Société

Maghreb : polémiques et leçons de morale sur réseaux sociaux

Les réseaux sociaux ont été au cœur du Printemps arabe. © Richard Drew/AP/SIPA

En Algérie et au Maroc, les affaires de mœurs et les questions sociétales font désormais l'objet de virulents débats sur les réseaux sociaux.

Au Maroc, avec l’été, les hashtags fleurissent. « Kun Rajel » est apparu début juillet. En le partageant, des internautes et des pages Facebook comme « Conscience marocaine », « Akhbar Aajila » ou une autre encore qui réclame l’introduction d’une « vraie banque islamique au Maroc », chacune agrégeant des dizaines de milliers de fans, appellent les hommes à ne pas laisser leur(s) épouse(s) ou leurs proches de sexe féminin sortir en maillot de bain ou dans des tenues « serrées », « moulantes ».

En une dizaine de jours, le hashtag a été utilisé des centaines de fois, chaque « post » apportant son lot d’explications plus ou moins subtiles – même si un certain nombre d’internautes l’emploient aussi pour le détourner, le moquer, ou pointer du doigt son caractère misogyne.

Le précédent algérien

Une campagne en tout point similaire avait déjà eu lieu en 2015, dans le pays voisin. Des pages Facebook appelaient les Algériens à « être des hommes », avec le même usage de l’impératif, et à pousser leurs épouses à porter le voile. La campagne était devenue populaire et des internautes y avaient répliqué en publiant, par exemple, des clichés de parades patriotiques pris dans les années 1970 et sur lesquels on voyait des adolescentes défiler en jupe, dans un pur style socialiste…

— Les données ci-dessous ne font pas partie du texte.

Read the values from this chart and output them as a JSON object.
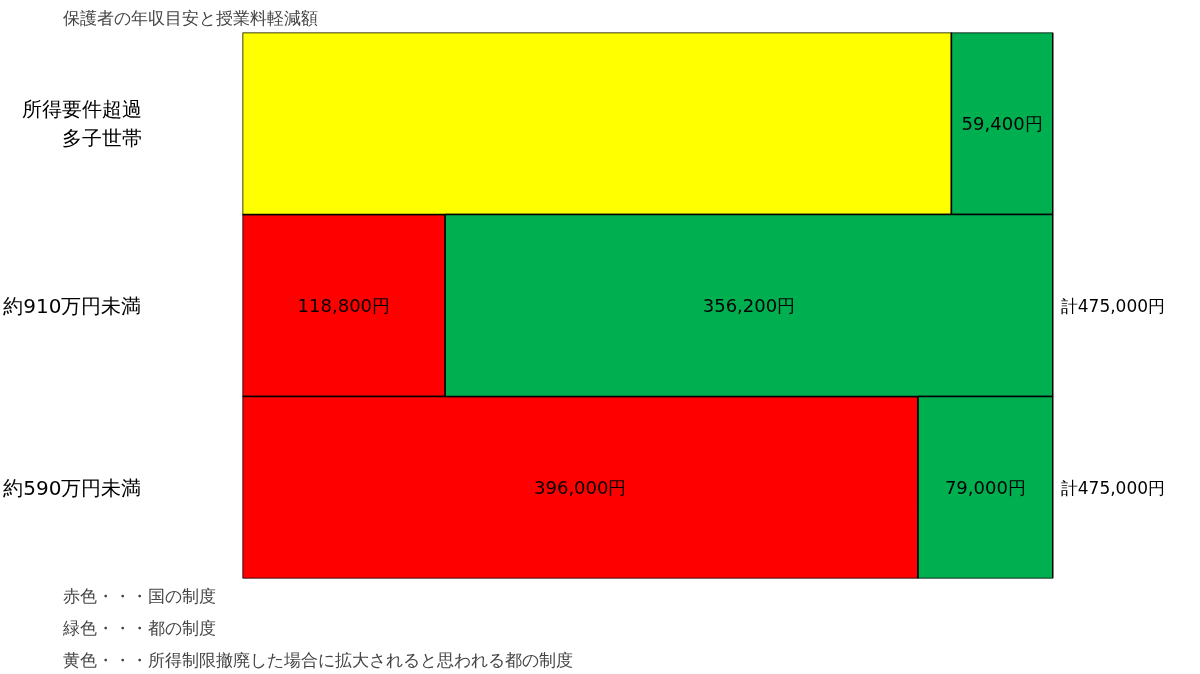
{
  "chart_data": {
    "type": "bar",
    "orientation": "horizontal",
    "stacked": true,
    "tick_labels": "y",
    "title": "保護者の年収目安と授業料軽減額",
    "categories": [
      "所得要件超過多子世帯",
      "約910万円未満",
      "約590万円未満"
    ],
    "series": [
      {
        "color": "#ff0000",
        "values": [
          null,
          118800,
          396000
        ],
        "value_labels": [
          null,
          "118,800円",
          "396,000円"
        ]
      },
      {
        "color": "#ffff00",
        "values": [
          415600,
          null,
          null
        ],
        "value_labels": [
          null,
          null,
          null
        ]
      },
      {
        "color": "#00b050",
        "values": [
          59400,
          356200,
          79000
        ],
        "value_labels": [
          "59,400円",
          "356,200円",
          "79,000円"
        ]
      }
    ],
    "totals": [
      null,
      "計475,000円",
      "計475,000円"
    ],
    "annotations": [
      "赤色・・・国の制度",
      "緑色・・・都の制度",
      "黄色・・・所得制限撤廃した場合に拡大されると思われる都の制度"
    ]
  }
}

La Direction générale de la Sûreté nationale (DGSN) assurait veiller au grain, et appelait les citoyens à signaler certains comportements, notamment la diffusion de photographies personnelles sans autorisation. La même année, la réalisatrice algérienne Sofia Djama avait ouvert une page Facebook sur laquelle elle collectait les dizaines de clichés de jambes postés par des internautes algériennes après qu’une étudiante en jupe courte avait été refoulée de la faculté de droit d’Alger.

Allers-retours entre le « online » et l’arène politique

Chaque été apporte maintenant ses cris d’orfraie saisonniers d’internautes puritains. En 2015, sur une plage d’Agadir, deux surfeurs avaient tendu une banderole avec une inscription en anglais à l’attention des baigneuses, « Respect Ramadan No Bikinis ». Un cliché est alors pris pour capturer cette injonction et il est partagé en ligne. Les réseaux sociaux s’enflamment et à ceux qui en appellent à l’interdiction pure et simple du bikini, d’autres répondent que les femmes portant le niqab font fuir les touristes occidentaux… Sur la plage et plus encore en ligne, la mesure et la retenue ne sont pas toujours de mise.

En Algérie comme au Maroc, un savant jeu d’allers-retours entre le « online » et l’arène politique ou l’espace public s’est donc installé

En matière de débats sociétaux, en Algérie comme au Maroc, un savant jeu d’allers-retours entre le « online » et l’arène politique ou l’espace public s’est donc installé, l’une influençant l’autre et inversement. Le hashtag est devenu un moyen de répondre à un homme politique tout comme des pages Facebook peuvent provoquer à un happening. En 2015, la sortie d’Abdelilah Benkirane, chef du gouvernement marocain, comparant les femmes à des lustres éclairant les foyers, avait poussé de nombreuses internautes à s’indigner en ligne en faisant circuler le hashtag #Anamachitria -« je ne suis pas un lustre »-, avant d’organiser une manifestation bien réelle, lors de laquelle des pancartes reprenant le mot-dièse sont brandies, le transformant en slogan.

Le Maroc et l’Algérie, sont des pays friands de réseaux sociaux. Selon des chiffres publiés en 2017 par Medianet, société tunisienne, l’Algérie compte 17 000 000 d’utilisateurs Facebook, soit a peu près la moitié de la population, dont 35% de femmes. Au Maroc, selon la même société, ils sont environ 13 000 000 d’utilisateurs du réseau social, soit pas loin de 40% de la population, et parmi eux, 35% sont des femmes.